During the Q2 call with analysts, Leiden heralded the near-term approval expected for their triple combination for cystic fibrosis. And he made it abundantly clear that a string of new deals regarding gene editing programs for Duchenne muscular dystrophy — buying Exonics and more — are just a prelude to more M&A pacts in the very near future as Reshma Kewalramani preps a move to the CEO suite.
Right at the intro, Leiden noted:
These agreements provide us with development candidates that have shown promising preclinical results and also enable us to integrate cutting-edge scientific technology and expertise in diseases that are highly aligned with our business strategy. We plan to execute more of these types of fields as we further expand our pipeline of transformative medicines over the coming months and years.
These agreements provide us with development candidates that have shown promising preclinical results and also enable us to integrate cutting-edge scientific technology and expertise in diseases that are highly aligned with our business strategy. We plan to execute more of these types of fields as we further expand our pipeline of transformative medicines over the coming months and years.
In highlighting his continued presence in the day-to-day operations, Leiden spelled out his role in “business development, helping to get deals done and secure our access to external innovation in products.”
In the Q&A, Leiden was explicit that Vertex’s cash flow position gives them plenty of firepower for doing more, and larger deals ahead, after spending $600 million over the past 12 months. What they won’t do, though, is buy up commercial or late-stage programs closing in on an approval.
Leiden:
As we said before, first of all, we are accumulating significant financial firepower capital in our balance sheet, and so you should expect to see us do more deals and potentially larger deals. But the strategy will remain the same as it’s been for the last four years. And as you know, we focus on three areas. Anything in CF that could be complementary or were additive to what we’re doing now is triple. Obviously, we’re not seeing any of those because the triple has set such a high bar, but we continue to look at everything out there.
The second one is technologies — our technology platforms that would allow us to better treat the kinds of diseases which you’ve heard about today either alone or potentially in combination with small molecules. And you’ve seen us do the CRISPR deal, the Moderna deal, the Arbor deal, the X-Chem deal, all of those fall into that category.
And then the third area is looking for assets mostly preclinical and early clinical assets that will complement our pipeline in the diseases we’re interested in. In a way, Exonics was a part of that because DMD and DM1 are two diseases we’re interested in and we continue to look for those assets.

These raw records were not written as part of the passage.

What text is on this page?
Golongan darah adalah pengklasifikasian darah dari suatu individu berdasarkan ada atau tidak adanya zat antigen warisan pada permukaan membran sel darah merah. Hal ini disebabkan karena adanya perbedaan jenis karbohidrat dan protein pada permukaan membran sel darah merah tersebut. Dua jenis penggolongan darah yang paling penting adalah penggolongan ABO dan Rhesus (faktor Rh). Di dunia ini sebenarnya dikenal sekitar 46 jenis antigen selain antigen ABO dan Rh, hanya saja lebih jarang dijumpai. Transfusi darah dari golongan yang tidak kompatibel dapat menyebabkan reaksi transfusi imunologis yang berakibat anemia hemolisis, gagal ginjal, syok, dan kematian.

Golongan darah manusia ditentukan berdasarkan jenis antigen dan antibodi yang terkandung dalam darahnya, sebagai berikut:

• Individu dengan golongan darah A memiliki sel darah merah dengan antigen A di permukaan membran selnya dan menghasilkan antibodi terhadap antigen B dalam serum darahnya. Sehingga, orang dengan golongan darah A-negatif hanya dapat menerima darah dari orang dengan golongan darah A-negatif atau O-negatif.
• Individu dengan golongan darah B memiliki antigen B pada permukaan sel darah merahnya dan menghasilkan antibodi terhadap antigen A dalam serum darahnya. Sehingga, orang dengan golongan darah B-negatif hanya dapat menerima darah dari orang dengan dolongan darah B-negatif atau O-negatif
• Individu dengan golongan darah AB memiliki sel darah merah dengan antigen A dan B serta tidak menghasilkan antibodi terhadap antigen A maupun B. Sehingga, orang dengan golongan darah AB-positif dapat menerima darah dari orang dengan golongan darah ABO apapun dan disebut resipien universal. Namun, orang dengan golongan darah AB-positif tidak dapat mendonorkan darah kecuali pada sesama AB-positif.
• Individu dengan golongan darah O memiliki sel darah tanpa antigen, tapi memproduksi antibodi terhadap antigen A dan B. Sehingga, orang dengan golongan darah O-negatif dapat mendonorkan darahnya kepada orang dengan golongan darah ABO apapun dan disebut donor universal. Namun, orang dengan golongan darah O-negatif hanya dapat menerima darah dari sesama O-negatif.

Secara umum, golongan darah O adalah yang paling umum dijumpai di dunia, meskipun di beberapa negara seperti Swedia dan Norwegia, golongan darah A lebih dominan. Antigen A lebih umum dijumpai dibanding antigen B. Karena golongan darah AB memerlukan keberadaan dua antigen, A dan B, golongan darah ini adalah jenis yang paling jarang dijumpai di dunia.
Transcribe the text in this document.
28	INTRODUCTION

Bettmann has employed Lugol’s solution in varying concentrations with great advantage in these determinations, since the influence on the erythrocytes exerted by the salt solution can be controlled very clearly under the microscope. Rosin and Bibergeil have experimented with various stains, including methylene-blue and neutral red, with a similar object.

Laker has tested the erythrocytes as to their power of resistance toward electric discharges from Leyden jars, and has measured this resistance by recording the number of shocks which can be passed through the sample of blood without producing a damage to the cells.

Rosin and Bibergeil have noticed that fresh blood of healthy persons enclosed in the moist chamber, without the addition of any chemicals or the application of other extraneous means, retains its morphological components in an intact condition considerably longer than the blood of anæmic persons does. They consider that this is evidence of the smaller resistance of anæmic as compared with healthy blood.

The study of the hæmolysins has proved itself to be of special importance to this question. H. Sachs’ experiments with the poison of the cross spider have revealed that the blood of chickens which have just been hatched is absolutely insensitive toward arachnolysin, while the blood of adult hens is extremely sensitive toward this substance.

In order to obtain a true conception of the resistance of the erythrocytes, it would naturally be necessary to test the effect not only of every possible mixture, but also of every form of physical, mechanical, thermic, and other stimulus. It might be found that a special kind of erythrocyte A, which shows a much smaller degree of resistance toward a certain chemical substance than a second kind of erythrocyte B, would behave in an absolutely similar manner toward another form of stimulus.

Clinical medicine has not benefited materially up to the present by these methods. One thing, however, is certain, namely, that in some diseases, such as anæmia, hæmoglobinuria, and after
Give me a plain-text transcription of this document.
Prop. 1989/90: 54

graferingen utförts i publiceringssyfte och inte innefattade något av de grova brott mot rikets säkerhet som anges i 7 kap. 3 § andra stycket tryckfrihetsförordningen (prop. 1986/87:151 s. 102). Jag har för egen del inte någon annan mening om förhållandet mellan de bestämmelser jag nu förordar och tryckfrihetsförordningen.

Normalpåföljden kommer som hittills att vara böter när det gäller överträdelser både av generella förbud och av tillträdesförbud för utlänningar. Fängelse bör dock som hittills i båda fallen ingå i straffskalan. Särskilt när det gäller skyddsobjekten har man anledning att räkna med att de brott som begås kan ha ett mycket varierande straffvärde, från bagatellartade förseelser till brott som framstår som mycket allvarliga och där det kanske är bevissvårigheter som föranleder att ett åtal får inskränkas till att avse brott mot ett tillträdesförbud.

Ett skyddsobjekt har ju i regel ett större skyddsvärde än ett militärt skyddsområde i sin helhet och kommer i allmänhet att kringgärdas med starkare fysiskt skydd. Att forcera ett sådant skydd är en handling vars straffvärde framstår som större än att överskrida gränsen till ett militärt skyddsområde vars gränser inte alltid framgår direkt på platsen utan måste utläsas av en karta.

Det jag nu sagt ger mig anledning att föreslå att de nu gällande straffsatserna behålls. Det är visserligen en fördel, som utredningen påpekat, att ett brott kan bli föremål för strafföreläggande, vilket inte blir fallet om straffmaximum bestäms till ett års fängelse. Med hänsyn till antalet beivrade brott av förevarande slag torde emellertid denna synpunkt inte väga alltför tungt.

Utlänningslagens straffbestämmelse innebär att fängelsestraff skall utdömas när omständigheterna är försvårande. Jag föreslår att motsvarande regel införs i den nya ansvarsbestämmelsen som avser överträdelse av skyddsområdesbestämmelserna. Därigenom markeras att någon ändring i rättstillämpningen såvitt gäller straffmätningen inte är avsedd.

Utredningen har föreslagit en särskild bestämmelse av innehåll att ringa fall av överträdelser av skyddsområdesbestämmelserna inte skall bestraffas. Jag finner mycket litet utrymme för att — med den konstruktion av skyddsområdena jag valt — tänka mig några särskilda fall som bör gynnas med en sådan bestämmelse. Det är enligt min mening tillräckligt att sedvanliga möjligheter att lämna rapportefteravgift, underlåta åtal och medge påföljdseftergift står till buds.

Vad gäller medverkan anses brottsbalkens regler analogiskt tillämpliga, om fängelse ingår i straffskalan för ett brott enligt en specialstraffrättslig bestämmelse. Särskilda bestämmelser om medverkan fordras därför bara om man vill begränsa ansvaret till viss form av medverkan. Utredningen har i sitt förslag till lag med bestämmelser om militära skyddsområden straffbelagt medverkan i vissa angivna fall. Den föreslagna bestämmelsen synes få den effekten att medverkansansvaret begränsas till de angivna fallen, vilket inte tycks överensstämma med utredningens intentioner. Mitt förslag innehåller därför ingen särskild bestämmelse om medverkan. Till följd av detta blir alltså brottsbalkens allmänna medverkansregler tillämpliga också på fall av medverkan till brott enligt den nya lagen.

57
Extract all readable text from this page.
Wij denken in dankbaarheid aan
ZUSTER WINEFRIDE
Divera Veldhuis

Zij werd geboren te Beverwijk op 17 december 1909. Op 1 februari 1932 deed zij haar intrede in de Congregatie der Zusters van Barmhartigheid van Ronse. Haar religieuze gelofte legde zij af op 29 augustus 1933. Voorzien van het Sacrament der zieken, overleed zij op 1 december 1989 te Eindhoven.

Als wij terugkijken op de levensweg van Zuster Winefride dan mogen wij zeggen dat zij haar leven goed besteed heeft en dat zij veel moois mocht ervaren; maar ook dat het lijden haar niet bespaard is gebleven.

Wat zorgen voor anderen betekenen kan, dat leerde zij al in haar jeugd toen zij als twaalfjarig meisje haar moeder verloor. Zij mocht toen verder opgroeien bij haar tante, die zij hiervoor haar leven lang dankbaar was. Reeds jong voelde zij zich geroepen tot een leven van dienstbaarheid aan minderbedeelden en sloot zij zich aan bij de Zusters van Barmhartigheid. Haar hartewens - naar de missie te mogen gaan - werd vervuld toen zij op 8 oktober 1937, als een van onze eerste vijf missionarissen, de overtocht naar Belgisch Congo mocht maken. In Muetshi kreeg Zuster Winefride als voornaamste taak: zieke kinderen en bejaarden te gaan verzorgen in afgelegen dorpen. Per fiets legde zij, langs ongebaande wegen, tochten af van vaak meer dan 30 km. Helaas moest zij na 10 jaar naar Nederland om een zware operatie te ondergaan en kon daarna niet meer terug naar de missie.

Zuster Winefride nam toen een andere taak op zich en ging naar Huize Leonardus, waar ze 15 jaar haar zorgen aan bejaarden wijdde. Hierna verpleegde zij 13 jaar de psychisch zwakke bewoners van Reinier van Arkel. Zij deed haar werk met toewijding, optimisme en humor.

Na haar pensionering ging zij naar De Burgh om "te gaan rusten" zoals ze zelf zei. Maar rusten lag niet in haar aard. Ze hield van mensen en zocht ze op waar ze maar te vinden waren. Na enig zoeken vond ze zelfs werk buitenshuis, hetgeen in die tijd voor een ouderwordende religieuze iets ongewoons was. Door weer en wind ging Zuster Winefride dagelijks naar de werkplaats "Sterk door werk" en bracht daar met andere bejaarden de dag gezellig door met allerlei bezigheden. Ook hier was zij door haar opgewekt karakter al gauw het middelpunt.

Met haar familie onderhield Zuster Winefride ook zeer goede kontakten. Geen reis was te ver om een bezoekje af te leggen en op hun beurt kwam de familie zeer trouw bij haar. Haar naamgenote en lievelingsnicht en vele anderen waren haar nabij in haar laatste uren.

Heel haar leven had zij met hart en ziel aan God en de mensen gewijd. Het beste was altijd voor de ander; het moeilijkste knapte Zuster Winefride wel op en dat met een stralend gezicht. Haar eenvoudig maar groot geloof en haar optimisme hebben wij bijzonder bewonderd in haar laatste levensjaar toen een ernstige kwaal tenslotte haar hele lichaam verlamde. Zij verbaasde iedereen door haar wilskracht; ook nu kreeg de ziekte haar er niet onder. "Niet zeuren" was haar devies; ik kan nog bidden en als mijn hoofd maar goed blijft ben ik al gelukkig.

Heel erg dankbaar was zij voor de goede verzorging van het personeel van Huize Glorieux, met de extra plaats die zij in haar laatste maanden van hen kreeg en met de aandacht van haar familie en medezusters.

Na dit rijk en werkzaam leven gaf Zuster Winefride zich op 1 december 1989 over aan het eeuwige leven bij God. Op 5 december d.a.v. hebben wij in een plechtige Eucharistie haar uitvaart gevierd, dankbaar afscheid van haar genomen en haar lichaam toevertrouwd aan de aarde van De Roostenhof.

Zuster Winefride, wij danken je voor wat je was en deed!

Vertex’s decision to go after deals comes during one of the busiest M&A seasons we’ve seen in years, with a host of major players opening up their checkbooks to buy new drugs for the pipeline. Most, Like Vertex, are focused clearly on early and mid-stage assets, where they hope to find a few relative bargains in the R&D bin. In just the last few days we’ve seen Daniel O’Day at Gilead as well as Albert Bourla at Pfizer highlight their interest in more deals. So he’ll have plenty of company at the bargaining table. All of this will also continue to feed into the venture cycle that’s been seeing more and bigger funds come along to back startups.